Parameters available:

nextflow run main.nf --help

Usage:
nextflow run inab/openebench_gmi --tree_test {test.newick.file} --goldstandard_dir {golden.folder.path} --assess_dir {assessment.path} --public_ref_dir {path.to.info.ref.dataset} --challenges_ids {event.id}

Mandatory arguments:
  --tree_test                   Path to input data (must be surrounded with quotes).
  --goldstandard_dir            Path to reference data. Golden datasets.
  --public_ref_dir              Path where public dataset info is stored for validation.
  --assess_dir                  Path where benchmark data is stored.
  --challenges_ids                    Event identifier.
  --participant_id              Participant identifier.
  --tree_format                 Format tree ["nexus","newick"].

Other options:
  --outdir                      The output directory where the results will be saved

Datasets

First of all, needed datasets have been collected in: datasets folder

Input dataset: fastq input data obtained from GMI WGS standards and benchmarks repository. Here you can find instructions for download.
Gold standard dataset: confirmed phylogeny for the outbreak being investigated.
Input dataset ids: input dataset ids in .txt and .json format.
Test dataset: a test tree for comparing with gold standard result. In this case just the same golden dataset. Robinson-Foulds metrics must be 0.
benchmark_data: path where benchmark results are stored.
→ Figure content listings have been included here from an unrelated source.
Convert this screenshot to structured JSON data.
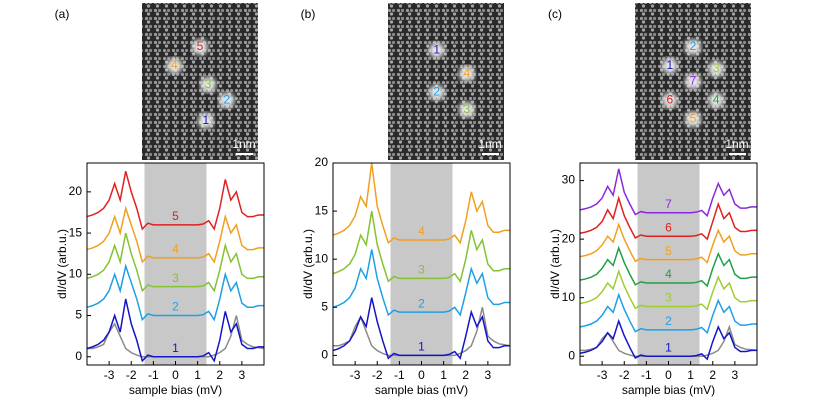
{
  "chart_data": [
    {
      "type": "line",
      "panel": "(a)",
      "xlabel": "sample bias (mV)",
      "ylabel": "dI/dV (arb.u.)",
      "scale_bar": "1nm",
      "image_labels": [
        "5",
        "4",
        "3",
        "2",
        "1"
      ],
      "xlim": [
        -4,
        4
      ],
      "xticks": [
        -3,
        -2,
        -1,
        0,
        1,
        2,
        3
      ],
      "ylim": [
        -1,
        23.5
      ],
      "yticks": [
        0,
        5,
        10,
        15,
        20
      ],
      "shaded_region": [
        -1.4,
        1.4
      ],
      "shade_color": "#c8c8c8",
      "x": [
        -4,
        -3.75,
        -3.5,
        -3.25,
        -3,
        -2.75,
        -2.5,
        -2.25,
        -2,
        -1.75,
        -1.5,
        -1.25,
        -1,
        -0.75,
        -0.5,
        -0.25,
        0,
        0.25,
        0.5,
        0.75,
        1,
        1.25,
        1.5,
        1.75,
        2,
        2.25,
        2.5,
        2.75,
        3,
        3.25,
        3.5,
        3.75,
        4
      ],
      "series": [
        {
          "color": "#8a8a8a",
          "values": [
            1,
            1,
            1.2,
            1.5,
            3,
            4,
            2.5,
            1,
            0.5,
            0.2,
            0,
            0,
            0,
            0,
            0,
            0,
            0,
            0,
            0,
            0,
            0,
            0,
            0,
            0.2,
            0.5,
            1,
            2.5,
            5,
            2,
            1.5,
            1.2,
            1.1,
            1
          ]
        },
        {
          "name": "1",
          "color": "#1414c8",
          "values": [
            1,
            1.2,
            1.5,
            2,
            3,
            5,
            3,
            7,
            4,
            2,
            -0.5,
            0.2,
            0,
            0,
            0,
            0,
            0,
            0,
            0,
            0,
            0,
            0.1,
            0.5,
            -0.5,
            2,
            5.5,
            3,
            4,
            1.5,
            1,
            1,
            1.2,
            1.2
          ]
        },
        {
          "name": "2",
          "color": "#1ea0e6",
          "values": [
            6,
            6.2,
            6.5,
            7,
            8,
            10,
            8,
            11,
            9,
            7,
            4.5,
            5.2,
            5,
            5,
            5,
            5,
            5,
            5,
            5,
            5,
            5,
            5.1,
            5.5,
            4.5,
            7,
            10,
            8,
            9,
            6.5,
            6,
            6,
            6.2,
            6.2
          ]
        },
        {
          "name": "3",
          "color": "#84c232",
          "values": [
            9.5,
            9.7,
            10,
            10.5,
            11.5,
            13.5,
            11.5,
            15,
            12.5,
            10.5,
            8,
            8.7,
            8.5,
            8.5,
            8.5,
            8.5,
            8.5,
            8.5,
            8.5,
            8.5,
            8.5,
            8.6,
            9,
            8,
            10.5,
            13.5,
            11.5,
            12.5,
            10,
            9.5,
            9.5,
            9.7,
            9.7
          ]
        },
        {
          "name": "4",
          "color": "#f0a020",
          "values": [
            13,
            13.2,
            13.5,
            14,
            15,
            17,
            15,
            18,
            16,
            14,
            11.5,
            12.2,
            12,
            12,
            12,
            12,
            12,
            12,
            12,
            12,
            12,
            12.1,
            12.5,
            11.5,
            14,
            17,
            15,
            16,
            13.5,
            13,
            13,
            13.2,
            13.2
          ]
        },
        {
          "name": "5",
          "color": "#e02020",
          "values": [
            17,
            17.2,
            17.5,
            18,
            19,
            21,
            19,
            22.5,
            20,
            18,
            15.5,
            16.2,
            16,
            16,
            16,
            16,
            16,
            16,
            16,
            16,
            16,
            16.1,
            16.5,
            15.5,
            18,
            21.5,
            19,
            20,
            17.5,
            17,
            17,
            17.2,
            17.2
          ]
        }
      ]
    },
    {
      "type": "line",
      "panel": "(b)",
      "xlabel": "sample bias (mV)",
      "ylabel": "dI/dV (arb.u.)",
      "scale_bar": "1nm",
      "image_labels": [
        "1",
        "4",
        "2",
        "3"
      ],
      "xlim": [
        -4,
        4
      ],
      "xticks": [
        -3,
        -2,
        -1,
        0,
        1,
        2,
        3
      ],
      "ylim": [
        -1,
        20
      ],
      "yticks": [
        0,
        5,
        10,
        15,
        20
      ],
      "shaded_region": [
        -1.4,
        1.4
      ],
      "shade_color": "#c8c8c8",
      "x": [
        -4,
        -3.75,
        -3.5,
        -3.25,
        -3,
        -2.75,
        -2.5,
        -2.25,
        -2,
        -1.75,
        -1.5,
        -1.25,
        -1,
        -0.75,
        -0.5,
        -0.25,
        0,
        0.25,
        0.5,
        0.75,
        1,
        1.25,
        1.5,
        1.75,
        2,
        2.25,
        2.5,
        2.75,
        3,
        3.25,
        3.5,
        3.75,
        4
      ],
      "series": [
        {
          "color": "#8a8a8a",
          "values": [
            1,
            1,
            1.2,
            1.5,
            3,
            4,
            2.5,
            1,
            0.5,
            0.2,
            0,
            0,
            0,
            0,
            0,
            0,
            0,
            0,
            0,
            0,
            0,
            0,
            0,
            0.2,
            0.5,
            1,
            2.5,
            5,
            2,
            1.5,
            1.2,
            1.1,
            1
          ]
        },
        {
          "name": "1",
          "color": "#1414c8",
          "values": [
            0.5,
            0.7,
            1,
            1.5,
            2.5,
            4,
            3,
            6,
            3.5,
            1.5,
            -0.3,
            0.2,
            0,
            0,
            0,
            0,
            0,
            0,
            0,
            0,
            0,
            0.1,
            0.4,
            -0.3,
            2,
            4.5,
            3,
            4,
            1.5,
            0.8,
            0.8,
            1,
            1
          ]
        },
        {
          "name": "2",
          "color": "#1ea0e6",
          "values": [
            5,
            5.2,
            5.5,
            6,
            7,
            9,
            8,
            11,
            8,
            6,
            4.2,
            4.7,
            4.5,
            4.5,
            4.5,
            4.5,
            4.5,
            4.5,
            4.5,
            4.5,
            4.5,
            4.6,
            5,
            4.2,
            6.5,
            9,
            7.5,
            8.5,
            6,
            5.3,
            5.3,
            5.5,
            5.5
          ]
        },
        {
          "name": "3",
          "color": "#84c232",
          "values": [
            8.5,
            8.7,
            9,
            9.5,
            10.5,
            12.5,
            11.5,
            15,
            11.5,
            9.5,
            7.7,
            8.2,
            8,
            8,
            8,
            8,
            8,
            8,
            8,
            8,
            8,
            8.1,
            8.5,
            7.7,
            10,
            13,
            11,
            12,
            9.5,
            8.8,
            8.8,
            9,
            9
          ]
        },
        {
          "name": "4",
          "color": "#f0a020",
          "values": [
            12.5,
            12.7,
            13,
            13.5,
            14.5,
            16.5,
            15.5,
            20,
            15.5,
            13.5,
            11.7,
            12.2,
            12,
            12,
            12,
            12,
            12,
            12,
            12,
            12,
            12,
            12.1,
            12.5,
            11.7,
            14,
            17,
            15,
            16,
            13.5,
            12.8,
            12.8,
            13,
            13
          ]
        }
      ]
    },
    {
      "type": "line",
      "panel": "(c)",
      "xlabel": "sample bias (mV)",
      "ylabel": "dI/dV (arb.u.)",
      "scale_bar": "1nm",
      "image_labels": [
        "2",
        "1",
        "3",
        "7",
        "6",
        "4",
        "5"
      ],
      "xlim": [
        -4,
        4
      ],
      "xticks": [
        -3,
        -2,
        -1,
        0,
        1,
        2,
        3
      ],
      "ylim": [
        -1.5,
        33
      ],
      "yticks": [
        0,
        10,
        20,
        30
      ],
      "shaded_region": [
        -1.4,
        1.4
      ],
      "shade_color": "#c8c8c8",
      "x": [
        -4,
        -3.75,
        -3.5,
        -3.25,
        -3,
        -2.75,
        -2.5,
        -2.25,
        -2,
        -1.75,
        -1.5,
        -1.25,
        -1,
        -0.75,
        -0.5,
        -0.25,
        0,
        0.25,
        0.5,
        0.75,
        1,
        1.25,
        1.5,
        1.75,
        2,
        2.25,
        2.5,
        2.75,
        3,
        3.25,
        3.5,
        3.75,
        4
      ],
      "series": [
        {
          "color": "#8a8a8a",
          "values": [
            1,
            1,
            1.2,
            1.5,
            3,
            4,
            2.5,
            1,
            0.5,
            0.2,
            0,
            0,
            0,
            0,
            0,
            0,
            0,
            0,
            0,
            0,
            0,
            0,
            0,
            0.2,
            0.5,
            1,
            2.5,
            5,
            2,
            1.5,
            1.2,
            1.1,
            1
          ]
        },
        {
          "name": "1",
          "color": "#1414c8",
          "values": [
            0.5,
            0.7,
            1,
            1.5,
            2.5,
            4,
            3,
            6,
            3.5,
            1.5,
            -0.3,
            0.2,
            0,
            0,
            0,
            0,
            0,
            0,
            0,
            0,
            0,
            0.1,
            0.4,
            -0.5,
            2.5,
            5,
            3,
            4,
            1.5,
            0.8,
            0.8,
            1,
            1
          ]
        },
        {
          "name": "2",
          "color": "#1ea0e6",
          "values": [
            5,
            5.2,
            5.5,
            6,
            7,
            8.5,
            7.5,
            10.5,
            8,
            6,
            4.2,
            4.7,
            4.5,
            4.5,
            4.5,
            4.5,
            4.5,
            4.5,
            4.5,
            4.5,
            4.5,
            4.6,
            4.9,
            4,
            7,
            9.5,
            7.5,
            8.5,
            6,
            5.3,
            5.3,
            5.5,
            5.5
          ]
        },
        {
          "name": "3",
          "color": "#a0cc30",
          "values": [
            9,
            9.2,
            9.5,
            10,
            11,
            12.5,
            11.5,
            14.5,
            12,
            10,
            8.2,
            8.7,
            8.5,
            8.5,
            8.5,
            8.5,
            8.5,
            8.5,
            8.5,
            8.5,
            8.5,
            8.6,
            8.9,
            8,
            11,
            13.5,
            11.5,
            12.5,
            10,
            9.3,
            9.3,
            9.5,
            9.5
          ]
        },
        {
          "name": "4",
          "color": "#22a046",
          "values": [
            13,
            13.2,
            13.5,
            14,
            15,
            16.5,
            15.5,
            18.5,
            16,
            14,
            12.2,
            12.7,
            12.5,
            12.5,
            12.5,
            12.5,
            12.5,
            12.5,
            12.5,
            12.5,
            12.5,
            12.6,
            12.9,
            12,
            15,
            17.5,
            15.5,
            16.5,
            14,
            13.3,
            13.3,
            13.5,
            13.5
          ]
        },
        {
          "name": "5",
          "color": "#f0a020",
          "values": [
            17,
            17.2,
            17.5,
            18,
            19,
            20.5,
            19.5,
            22.5,
            20,
            18,
            16.2,
            16.7,
            16.5,
            16.5,
            16.5,
            16.5,
            16.5,
            16.5,
            16.5,
            16.5,
            16.5,
            16.6,
            16.9,
            16,
            19,
            21.5,
            19.5,
            20.5,
            18,
            17.3,
            17.3,
            17.5,
            17.5
          ]
        },
        {
          "name": "6",
          "color": "#e02020",
          "values": [
            21,
            21.2,
            21.5,
            22,
            23,
            25,
            23.5,
            27,
            24,
            22,
            20.2,
            20.7,
            20.5,
            20.5,
            20.5,
            20.5,
            20.5,
            20.5,
            20.5,
            20.5,
            20.5,
            20.6,
            20.9,
            20,
            23,
            26,
            23.5,
            24.5,
            22,
            21.3,
            21.3,
            21.5,
            21.5
          ]
        },
        {
          "name": "7",
          "color": "#8a28e0",
          "values": [
            25,
            25.2,
            25.5,
            26,
            27,
            29,
            27.5,
            32,
            28,
            26,
            24.2,
            24.7,
            24.5,
            24.5,
            24.5,
            24.5,
            24.5,
            24.5,
            24.5,
            24.5,
            24.5,
            24.6,
            24.9,
            24,
            27,
            29.5,
            27.5,
            28.5,
            26,
            25.3,
            25.3,
            25.5,
            25.5
          ]
        }
      ]
    }
  ]
}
Nextflow pipeline and containers

Second, a pipeline has been developed which is splitted in three steps following OpenEbench specifications following TCGA benchmarking repo as an example:

Nextflow processes

Validation and data preprocessing:
1. Check results format:
  - Tree input: User input tree format is validated, nexus and newick formats are allowed being newick the canonical format. If format validated, a tree is outputted in the canonical format (.nwk).
  - VCF input:
2. Get query ids:
  - Tree input: ids are extracted for user input tree in newick or nexus format. IDs are writed in: queryids.json
3. Validate query ids:
  - Tree input: query ids are validated against ref input ids.
Metrics:
1. Precision/Recall calculation: common (TP), source (FP) and ref(FN) edges are calculated in the comparison of ref and test tree topologies. Recall and precision are calculated using this values and stored in a json file called {participant_id}_snprecision.json.
2. Robinson-Foulds metric calculation: Normalized Robinson-Foulds test is performed between user tree and every participant tree already analyzed and stored in the benchmark_data folder in order to compare their topologies. Result value is writted to participant_matrix.json file.
Data visualization and consolidation:
Precision/Recall graph is created, classifying each participant inside a quartile.
A all participant vs all participant heatmap is created usign normalized robinson-foulds matrix.

Containers info

Each step runs in its own container. Containers are built using a Dockerfile recipe which makes use of SCI-F recipes for software installation. All scif recipes are available in scif_app_recipes repository. Singularity recipes are also provided (Not yet adapted in nextflow pipeline).